Date: Wed, 29 Jul 2009 12:05:58 -0400
Sender: mallman@icir.org
Message-Id: <20090729160559.122DF3884F5@lawyers.icir.org>
Cc: "tcpm@ietf.org" <tcpm@ietf.org>
Subject: Re: [tcpm] initial RTO (was Re: Tuning TCP parameters for the 21st century)
X-BeenThere: tcpm@ietf.org
X-Mailman-Version: 2.1.9
Precedence: list
Reply-To: mallman@icir.org
List-Id: TCP Maintenance and Minor Extensions Working Group <tcpm.ietf.org>
List-Unsubscribe: <https://www.ietf.org/mailman/listinfo/tcpm>, <mailto:tcpm-request@ietf.org?subject=unsubscribe>
List-Archive: <http://www.ietf.org/mail-archive/web/tcpm>
List-Post: <mailto:tcpm@ietf.org>
List-Help: <mailto:tcpm-request@ietf.org?subject=help>
List-Subscribe: <https://www.ietf.org/mailman/listinfo/tcpm>, <mailto:tcpm-request@ietf.org?subject=subscribe>
X-List-Received-Date: Wed, 29 Jul 2009 16:06:06 -0000

> I can think of a number of variations.

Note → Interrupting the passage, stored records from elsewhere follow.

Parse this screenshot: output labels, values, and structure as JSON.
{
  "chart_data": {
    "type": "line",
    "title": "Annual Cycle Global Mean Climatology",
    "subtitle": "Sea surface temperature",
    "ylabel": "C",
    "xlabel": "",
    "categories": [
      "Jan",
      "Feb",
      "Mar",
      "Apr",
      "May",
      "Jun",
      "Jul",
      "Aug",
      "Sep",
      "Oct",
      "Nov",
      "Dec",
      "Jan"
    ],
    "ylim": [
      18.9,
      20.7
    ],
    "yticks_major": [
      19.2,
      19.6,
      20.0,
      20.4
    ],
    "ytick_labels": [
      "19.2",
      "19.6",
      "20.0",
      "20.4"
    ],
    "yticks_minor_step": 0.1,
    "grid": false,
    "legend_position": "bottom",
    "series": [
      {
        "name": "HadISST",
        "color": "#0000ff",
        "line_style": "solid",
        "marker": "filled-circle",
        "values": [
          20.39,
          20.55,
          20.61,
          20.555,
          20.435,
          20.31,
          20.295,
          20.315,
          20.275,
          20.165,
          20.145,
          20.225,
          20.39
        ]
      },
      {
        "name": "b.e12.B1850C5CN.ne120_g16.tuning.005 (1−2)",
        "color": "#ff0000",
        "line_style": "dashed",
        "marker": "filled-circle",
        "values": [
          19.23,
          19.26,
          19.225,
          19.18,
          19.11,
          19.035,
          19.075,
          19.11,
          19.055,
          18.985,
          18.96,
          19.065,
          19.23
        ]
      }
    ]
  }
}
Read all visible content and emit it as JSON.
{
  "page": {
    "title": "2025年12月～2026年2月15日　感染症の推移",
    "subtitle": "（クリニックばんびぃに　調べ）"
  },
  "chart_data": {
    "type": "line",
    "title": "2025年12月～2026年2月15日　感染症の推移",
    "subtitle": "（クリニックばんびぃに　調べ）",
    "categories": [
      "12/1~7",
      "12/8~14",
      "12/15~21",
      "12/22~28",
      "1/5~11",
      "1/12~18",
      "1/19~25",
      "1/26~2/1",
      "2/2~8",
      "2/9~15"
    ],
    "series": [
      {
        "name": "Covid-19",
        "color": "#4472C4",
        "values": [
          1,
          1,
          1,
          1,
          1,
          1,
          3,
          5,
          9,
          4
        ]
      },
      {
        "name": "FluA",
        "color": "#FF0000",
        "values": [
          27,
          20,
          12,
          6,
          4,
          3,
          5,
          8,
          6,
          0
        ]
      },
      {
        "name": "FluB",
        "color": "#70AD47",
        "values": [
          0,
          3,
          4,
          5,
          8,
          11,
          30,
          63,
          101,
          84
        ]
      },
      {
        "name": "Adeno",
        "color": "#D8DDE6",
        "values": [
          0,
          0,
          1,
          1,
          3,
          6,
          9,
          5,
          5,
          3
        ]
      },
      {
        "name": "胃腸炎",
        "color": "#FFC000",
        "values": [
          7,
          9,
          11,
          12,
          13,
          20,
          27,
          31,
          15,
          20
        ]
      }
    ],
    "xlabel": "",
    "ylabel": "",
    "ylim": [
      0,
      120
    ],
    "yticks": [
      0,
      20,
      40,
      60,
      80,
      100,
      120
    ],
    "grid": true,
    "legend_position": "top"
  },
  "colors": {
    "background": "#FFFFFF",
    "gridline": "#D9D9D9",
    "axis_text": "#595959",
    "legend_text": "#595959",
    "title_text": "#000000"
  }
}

The one-shot 1-sec-initRTO idea
> you described above also came through my mind but the drawback is you
> only get one-shot even though we know statistically > 98% of
> connections have RTT < 1 sec so most likely the continuous use of
> 1-sec-initRTO will turn out to be better. (A counter argument might be
> one-shot is "good enough", benefitting > 90% of the cases
> statistically...) The advantage of it is its simplicity, restricting
> the max # of spurious retransmissions caused by the reduced initRTO to
> 1, and obviously avoiding the RTO hell problem.

Two responses to "one shot":

(1) Yes, one-shot ought to be enough.  Considering losing the SYN,
    retransmitting it using an initRTO of 1sec and reseting the initRTO
    to 3sec.  Now, if there is actually loss in the first RTT of data
    transmission talking about fine-grained performance (i.e., that we
    can get from using 1sec again instead of 3sec) doesn't make a lot of
    sense because 1sec vs. 3sec doesn't matter because performance is
    going to suck no matter what.  So, why bother with anything terribly
    "smart" here?

(2) Using the numbers on your slides it seems to me that the fraction of
    hosts with an RTT of > 1sec is roughly the same as the SYN
    retransmit rate (at an RTT of 3sec, I assume).  To me that says that
    if you use an initRTO of 1sec and then retransmit then the reason
    for that retransmit is just as likely to be loss as it is to be a
    long path.  So, your approach of preferring more than one-shot
    assumes loss.  But, I don't see the measurements you gave as
    suggesting that is the right approach.  The notion of going back to
    3sec just sort of punts.  I.e., the notion is that we have hit a
    situation whereby we don't know what is going on and so let's not
    dogmatically try to push forward, but let's throw up our hands and
    try to do things that ultimately will figure out what is going on.
    And, further, one mistake does not propagate.

So, for me one-shot is just about the right balance here.  Any more than
that we're getting into the corner of a corner case and further in that
corner the empirical evidence is not suggestive of a clear path.  So,
let's just do something that will allow the protocol to get a handle on
things as they are in the specific situation and not try to make guesses
that propagate further.

allman